Thackeray's great subject was the realization of the self; his method, the exploration of the formal causes of success and failure in the self's struggle toward fulfillment. The initial form he used to scrutinize and represent the ego was parody, a method for which he was well-suited, possessing, as he did, the kind of consciousness based on an “ear for language” and the necessary wide, literary sophistication. Although the nature and value of Thackeray's art is not limited to parody, the form was fundamental to his career as Professor Wheatley's original study reveals in tracing the skeins and patterns in the fiction of the 19th-century novelist. The author's approach is through the early imitations and caricatures which launched Thackeray as a writer; the beginnings are shown to be relevant to the later masterful major fiction.
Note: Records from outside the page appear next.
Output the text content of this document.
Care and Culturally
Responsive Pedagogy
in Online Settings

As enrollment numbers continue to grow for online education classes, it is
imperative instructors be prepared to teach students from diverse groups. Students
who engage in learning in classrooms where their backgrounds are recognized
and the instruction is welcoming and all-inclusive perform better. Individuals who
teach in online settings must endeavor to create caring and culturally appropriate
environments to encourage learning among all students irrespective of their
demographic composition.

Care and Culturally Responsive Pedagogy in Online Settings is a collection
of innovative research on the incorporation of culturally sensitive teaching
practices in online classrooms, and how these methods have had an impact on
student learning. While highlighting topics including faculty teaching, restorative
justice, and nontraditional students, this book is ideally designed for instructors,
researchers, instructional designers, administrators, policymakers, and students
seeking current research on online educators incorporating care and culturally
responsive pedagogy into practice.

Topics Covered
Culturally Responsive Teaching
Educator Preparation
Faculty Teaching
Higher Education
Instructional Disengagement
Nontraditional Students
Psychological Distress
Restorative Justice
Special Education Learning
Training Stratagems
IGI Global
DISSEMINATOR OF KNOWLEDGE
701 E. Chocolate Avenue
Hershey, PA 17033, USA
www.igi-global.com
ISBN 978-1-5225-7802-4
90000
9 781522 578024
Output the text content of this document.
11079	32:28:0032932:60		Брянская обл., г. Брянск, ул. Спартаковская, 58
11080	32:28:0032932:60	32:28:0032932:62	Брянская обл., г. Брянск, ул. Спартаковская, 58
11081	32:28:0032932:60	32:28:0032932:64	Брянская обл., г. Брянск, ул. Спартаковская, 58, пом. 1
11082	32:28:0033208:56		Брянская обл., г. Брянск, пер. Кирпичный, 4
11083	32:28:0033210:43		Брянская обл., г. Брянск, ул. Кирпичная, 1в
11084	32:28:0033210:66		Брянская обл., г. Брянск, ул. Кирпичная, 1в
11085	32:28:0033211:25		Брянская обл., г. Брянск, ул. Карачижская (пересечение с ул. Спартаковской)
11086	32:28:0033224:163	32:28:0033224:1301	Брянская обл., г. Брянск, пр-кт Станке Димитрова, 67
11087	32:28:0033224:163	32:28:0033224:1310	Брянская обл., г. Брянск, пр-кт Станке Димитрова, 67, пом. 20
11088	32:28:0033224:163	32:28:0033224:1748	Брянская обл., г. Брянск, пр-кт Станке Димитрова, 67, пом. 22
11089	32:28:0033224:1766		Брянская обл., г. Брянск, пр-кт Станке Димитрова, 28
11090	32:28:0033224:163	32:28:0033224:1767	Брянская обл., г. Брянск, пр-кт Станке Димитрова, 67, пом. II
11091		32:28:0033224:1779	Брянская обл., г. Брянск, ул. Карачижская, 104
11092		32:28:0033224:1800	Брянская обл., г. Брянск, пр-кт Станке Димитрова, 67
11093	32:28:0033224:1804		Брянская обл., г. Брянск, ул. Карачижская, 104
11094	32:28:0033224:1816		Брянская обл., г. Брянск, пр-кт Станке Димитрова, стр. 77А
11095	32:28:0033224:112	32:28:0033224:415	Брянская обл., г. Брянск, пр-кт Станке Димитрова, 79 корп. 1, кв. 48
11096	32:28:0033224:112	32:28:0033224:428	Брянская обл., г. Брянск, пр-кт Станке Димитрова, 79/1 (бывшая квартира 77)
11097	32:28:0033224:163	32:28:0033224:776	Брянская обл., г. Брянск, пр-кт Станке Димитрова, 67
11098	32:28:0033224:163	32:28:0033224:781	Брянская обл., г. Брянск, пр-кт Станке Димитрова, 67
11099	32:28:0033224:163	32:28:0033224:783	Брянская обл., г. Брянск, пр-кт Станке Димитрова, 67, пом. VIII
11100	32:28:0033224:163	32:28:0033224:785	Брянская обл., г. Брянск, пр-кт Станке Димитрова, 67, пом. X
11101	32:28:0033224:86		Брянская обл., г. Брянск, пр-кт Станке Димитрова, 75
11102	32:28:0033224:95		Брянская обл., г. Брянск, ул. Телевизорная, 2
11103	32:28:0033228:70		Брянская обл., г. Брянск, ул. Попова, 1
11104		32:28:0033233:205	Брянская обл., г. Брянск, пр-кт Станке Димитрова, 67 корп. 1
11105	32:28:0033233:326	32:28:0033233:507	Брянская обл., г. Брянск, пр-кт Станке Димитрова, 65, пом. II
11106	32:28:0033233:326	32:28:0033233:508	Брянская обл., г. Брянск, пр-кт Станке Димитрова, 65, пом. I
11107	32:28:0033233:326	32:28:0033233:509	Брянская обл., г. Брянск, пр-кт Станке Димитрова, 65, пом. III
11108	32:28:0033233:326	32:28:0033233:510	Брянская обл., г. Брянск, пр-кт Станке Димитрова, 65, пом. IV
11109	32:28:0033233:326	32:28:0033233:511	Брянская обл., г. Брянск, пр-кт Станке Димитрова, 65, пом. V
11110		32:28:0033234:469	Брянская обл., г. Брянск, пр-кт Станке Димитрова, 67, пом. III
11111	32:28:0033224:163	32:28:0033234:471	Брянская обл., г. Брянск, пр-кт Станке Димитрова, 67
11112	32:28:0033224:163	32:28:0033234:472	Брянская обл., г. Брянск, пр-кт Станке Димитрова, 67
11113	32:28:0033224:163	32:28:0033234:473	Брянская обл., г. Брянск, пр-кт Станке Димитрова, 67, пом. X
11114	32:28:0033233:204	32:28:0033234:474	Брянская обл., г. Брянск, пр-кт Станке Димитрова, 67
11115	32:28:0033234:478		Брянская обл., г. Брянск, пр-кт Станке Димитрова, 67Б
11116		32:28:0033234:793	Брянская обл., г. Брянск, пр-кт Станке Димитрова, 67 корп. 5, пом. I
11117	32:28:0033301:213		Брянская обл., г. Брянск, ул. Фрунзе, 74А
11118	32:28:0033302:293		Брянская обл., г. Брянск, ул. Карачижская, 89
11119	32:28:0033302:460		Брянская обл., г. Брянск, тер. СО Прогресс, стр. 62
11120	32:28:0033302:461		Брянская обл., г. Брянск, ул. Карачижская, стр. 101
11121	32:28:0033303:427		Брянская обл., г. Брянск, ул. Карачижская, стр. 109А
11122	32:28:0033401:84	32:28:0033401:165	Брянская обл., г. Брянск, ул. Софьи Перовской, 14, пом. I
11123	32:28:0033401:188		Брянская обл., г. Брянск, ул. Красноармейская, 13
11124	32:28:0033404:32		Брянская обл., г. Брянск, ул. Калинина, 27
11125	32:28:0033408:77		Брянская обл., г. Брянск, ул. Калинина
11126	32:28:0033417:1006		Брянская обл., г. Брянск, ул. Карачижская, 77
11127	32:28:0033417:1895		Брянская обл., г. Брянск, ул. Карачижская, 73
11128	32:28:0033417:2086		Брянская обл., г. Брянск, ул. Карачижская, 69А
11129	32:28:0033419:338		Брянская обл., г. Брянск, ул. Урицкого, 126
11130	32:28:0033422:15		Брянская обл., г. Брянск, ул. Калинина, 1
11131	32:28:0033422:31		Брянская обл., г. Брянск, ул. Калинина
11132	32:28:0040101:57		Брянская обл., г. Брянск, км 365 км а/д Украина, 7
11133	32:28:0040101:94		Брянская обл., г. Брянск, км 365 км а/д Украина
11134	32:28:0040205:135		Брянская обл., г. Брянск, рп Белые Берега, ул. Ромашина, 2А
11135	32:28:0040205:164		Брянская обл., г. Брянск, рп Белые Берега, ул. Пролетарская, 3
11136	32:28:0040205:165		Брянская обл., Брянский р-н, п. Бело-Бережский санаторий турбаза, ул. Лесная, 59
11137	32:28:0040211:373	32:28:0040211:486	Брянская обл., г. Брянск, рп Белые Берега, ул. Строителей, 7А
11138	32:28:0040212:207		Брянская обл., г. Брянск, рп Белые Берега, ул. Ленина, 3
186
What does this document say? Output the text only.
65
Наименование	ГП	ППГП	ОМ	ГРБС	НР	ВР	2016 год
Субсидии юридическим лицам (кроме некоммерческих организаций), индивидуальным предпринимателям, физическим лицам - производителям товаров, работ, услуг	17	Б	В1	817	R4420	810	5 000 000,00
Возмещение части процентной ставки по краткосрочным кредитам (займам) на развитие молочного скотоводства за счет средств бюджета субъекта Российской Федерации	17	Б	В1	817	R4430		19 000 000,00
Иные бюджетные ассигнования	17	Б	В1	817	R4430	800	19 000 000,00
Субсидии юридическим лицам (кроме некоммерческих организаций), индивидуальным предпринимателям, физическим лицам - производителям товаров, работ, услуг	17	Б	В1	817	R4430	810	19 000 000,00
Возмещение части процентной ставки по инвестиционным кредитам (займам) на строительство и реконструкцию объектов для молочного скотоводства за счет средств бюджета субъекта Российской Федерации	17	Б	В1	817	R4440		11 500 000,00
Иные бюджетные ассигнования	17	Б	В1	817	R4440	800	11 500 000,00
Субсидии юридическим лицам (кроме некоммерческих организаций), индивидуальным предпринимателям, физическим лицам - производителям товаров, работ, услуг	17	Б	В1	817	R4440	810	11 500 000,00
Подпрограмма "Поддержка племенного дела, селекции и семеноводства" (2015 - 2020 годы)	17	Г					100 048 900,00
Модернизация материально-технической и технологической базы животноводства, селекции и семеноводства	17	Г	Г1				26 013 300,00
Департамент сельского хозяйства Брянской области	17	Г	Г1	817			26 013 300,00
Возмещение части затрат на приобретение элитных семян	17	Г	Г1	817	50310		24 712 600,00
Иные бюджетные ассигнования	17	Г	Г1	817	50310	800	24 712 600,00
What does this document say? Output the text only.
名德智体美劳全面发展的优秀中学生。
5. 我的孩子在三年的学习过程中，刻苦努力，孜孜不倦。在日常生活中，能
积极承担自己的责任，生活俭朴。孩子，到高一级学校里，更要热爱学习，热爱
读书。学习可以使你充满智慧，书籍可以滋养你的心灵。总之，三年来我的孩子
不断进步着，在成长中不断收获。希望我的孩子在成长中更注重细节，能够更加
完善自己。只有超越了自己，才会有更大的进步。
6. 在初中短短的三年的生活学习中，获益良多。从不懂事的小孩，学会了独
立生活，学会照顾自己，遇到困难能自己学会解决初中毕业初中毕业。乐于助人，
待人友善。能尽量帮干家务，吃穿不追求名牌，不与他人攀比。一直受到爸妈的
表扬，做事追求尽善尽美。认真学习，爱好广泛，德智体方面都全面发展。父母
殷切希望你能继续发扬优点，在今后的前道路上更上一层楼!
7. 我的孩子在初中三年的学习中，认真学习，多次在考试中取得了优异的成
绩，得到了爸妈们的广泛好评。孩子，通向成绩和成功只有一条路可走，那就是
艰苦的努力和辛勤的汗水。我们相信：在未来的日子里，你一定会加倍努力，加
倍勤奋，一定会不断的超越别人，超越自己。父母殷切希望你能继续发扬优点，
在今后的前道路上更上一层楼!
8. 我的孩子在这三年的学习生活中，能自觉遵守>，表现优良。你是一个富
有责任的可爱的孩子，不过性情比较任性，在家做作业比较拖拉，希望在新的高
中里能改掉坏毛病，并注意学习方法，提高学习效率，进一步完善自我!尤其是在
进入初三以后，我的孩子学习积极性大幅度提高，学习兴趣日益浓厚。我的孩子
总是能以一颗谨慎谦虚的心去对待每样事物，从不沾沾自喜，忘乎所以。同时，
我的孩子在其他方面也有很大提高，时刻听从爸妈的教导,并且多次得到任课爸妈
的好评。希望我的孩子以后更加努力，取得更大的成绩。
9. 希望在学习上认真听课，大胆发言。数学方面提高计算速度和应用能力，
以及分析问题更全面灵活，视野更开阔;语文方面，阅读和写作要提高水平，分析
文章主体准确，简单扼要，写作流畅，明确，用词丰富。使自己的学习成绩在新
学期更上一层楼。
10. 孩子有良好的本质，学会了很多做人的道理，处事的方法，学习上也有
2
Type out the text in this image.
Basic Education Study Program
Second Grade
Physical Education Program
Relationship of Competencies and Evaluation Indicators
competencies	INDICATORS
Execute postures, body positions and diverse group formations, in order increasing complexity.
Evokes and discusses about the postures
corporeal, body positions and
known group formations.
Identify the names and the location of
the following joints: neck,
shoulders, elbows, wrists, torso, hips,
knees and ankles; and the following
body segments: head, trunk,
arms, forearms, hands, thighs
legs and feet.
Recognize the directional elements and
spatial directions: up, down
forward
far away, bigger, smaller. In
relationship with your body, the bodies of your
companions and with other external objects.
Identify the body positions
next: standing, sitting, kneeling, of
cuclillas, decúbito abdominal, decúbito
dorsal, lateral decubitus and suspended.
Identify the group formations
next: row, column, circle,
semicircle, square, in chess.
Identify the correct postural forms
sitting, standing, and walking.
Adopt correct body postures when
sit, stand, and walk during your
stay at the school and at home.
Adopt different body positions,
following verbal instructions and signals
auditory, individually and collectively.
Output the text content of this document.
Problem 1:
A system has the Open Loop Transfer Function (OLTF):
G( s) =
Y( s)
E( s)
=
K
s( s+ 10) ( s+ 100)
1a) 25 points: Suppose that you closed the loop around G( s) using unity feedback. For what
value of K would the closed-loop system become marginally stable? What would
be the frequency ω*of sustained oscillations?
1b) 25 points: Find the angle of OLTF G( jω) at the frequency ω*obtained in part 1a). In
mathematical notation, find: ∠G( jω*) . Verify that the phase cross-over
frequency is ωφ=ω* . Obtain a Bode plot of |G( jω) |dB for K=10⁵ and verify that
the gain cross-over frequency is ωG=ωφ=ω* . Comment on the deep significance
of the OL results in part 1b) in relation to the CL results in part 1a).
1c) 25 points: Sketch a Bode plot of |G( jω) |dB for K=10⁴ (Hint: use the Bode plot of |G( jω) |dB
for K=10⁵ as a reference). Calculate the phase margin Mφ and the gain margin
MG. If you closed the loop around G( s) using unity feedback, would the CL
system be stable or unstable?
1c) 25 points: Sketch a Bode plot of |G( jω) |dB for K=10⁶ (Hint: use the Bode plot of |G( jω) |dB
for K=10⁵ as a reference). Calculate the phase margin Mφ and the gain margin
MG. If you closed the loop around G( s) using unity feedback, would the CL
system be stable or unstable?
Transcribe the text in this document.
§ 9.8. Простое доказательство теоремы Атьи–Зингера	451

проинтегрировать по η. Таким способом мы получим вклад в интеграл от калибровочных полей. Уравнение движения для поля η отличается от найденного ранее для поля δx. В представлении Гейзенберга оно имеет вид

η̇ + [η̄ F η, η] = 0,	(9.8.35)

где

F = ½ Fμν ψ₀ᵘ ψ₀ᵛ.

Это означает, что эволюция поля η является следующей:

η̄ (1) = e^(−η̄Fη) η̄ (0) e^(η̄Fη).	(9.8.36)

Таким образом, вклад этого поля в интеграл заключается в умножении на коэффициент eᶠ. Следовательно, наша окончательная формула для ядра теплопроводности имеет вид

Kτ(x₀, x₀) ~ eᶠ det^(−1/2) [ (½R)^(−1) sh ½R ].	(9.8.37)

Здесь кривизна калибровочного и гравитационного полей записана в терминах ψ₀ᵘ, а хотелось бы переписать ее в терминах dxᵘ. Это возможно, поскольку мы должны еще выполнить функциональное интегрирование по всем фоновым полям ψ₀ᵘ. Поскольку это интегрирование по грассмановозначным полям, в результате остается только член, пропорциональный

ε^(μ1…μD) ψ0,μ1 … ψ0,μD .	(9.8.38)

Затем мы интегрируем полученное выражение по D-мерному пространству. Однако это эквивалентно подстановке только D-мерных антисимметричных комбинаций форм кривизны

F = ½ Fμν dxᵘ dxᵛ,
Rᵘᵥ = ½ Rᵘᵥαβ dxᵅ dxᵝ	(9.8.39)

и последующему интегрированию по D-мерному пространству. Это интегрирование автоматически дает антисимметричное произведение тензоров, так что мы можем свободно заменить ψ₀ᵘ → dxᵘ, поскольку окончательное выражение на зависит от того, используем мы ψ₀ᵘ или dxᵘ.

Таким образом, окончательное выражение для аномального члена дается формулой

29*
The “patterns” of the title are primarily fictional, psychological, and moral ones, and this study both isolates such patterns and explores the relations among them. Because Thackeray's career as a writer did not contain sudden breaks or shifts, though real changes did occur, Professor Wheatley employs a dual method in tracing these patterns. One avenue is literary biography, recording the experiments, developments, and triumphs of the artist. The second approach is that of literary anatomy: an examination and analysis of those areas central to Thackeray's work as a whole.
Three main chronological periods are examined: the early work through The Book of Snobs (1846-1847); Vanity Fair (1847-1848); and the following novels, Pendennis, Henry Esmond, and The Newcomes, with a subsidiary study of their successors, The Virginians and The Adventures of Philip. Analytically, the opening chapters explore Thackeray's uses and extensions of parody, followed by two chapters which define various structural patterns and their thematic implications in Vanity Fair, and their relations to the elements discussed in the initial chapters. The last two chapters trace variations of these patterns in the later novels and provide a route by which an exploration of realism in Thackeray's fiction is undertaken.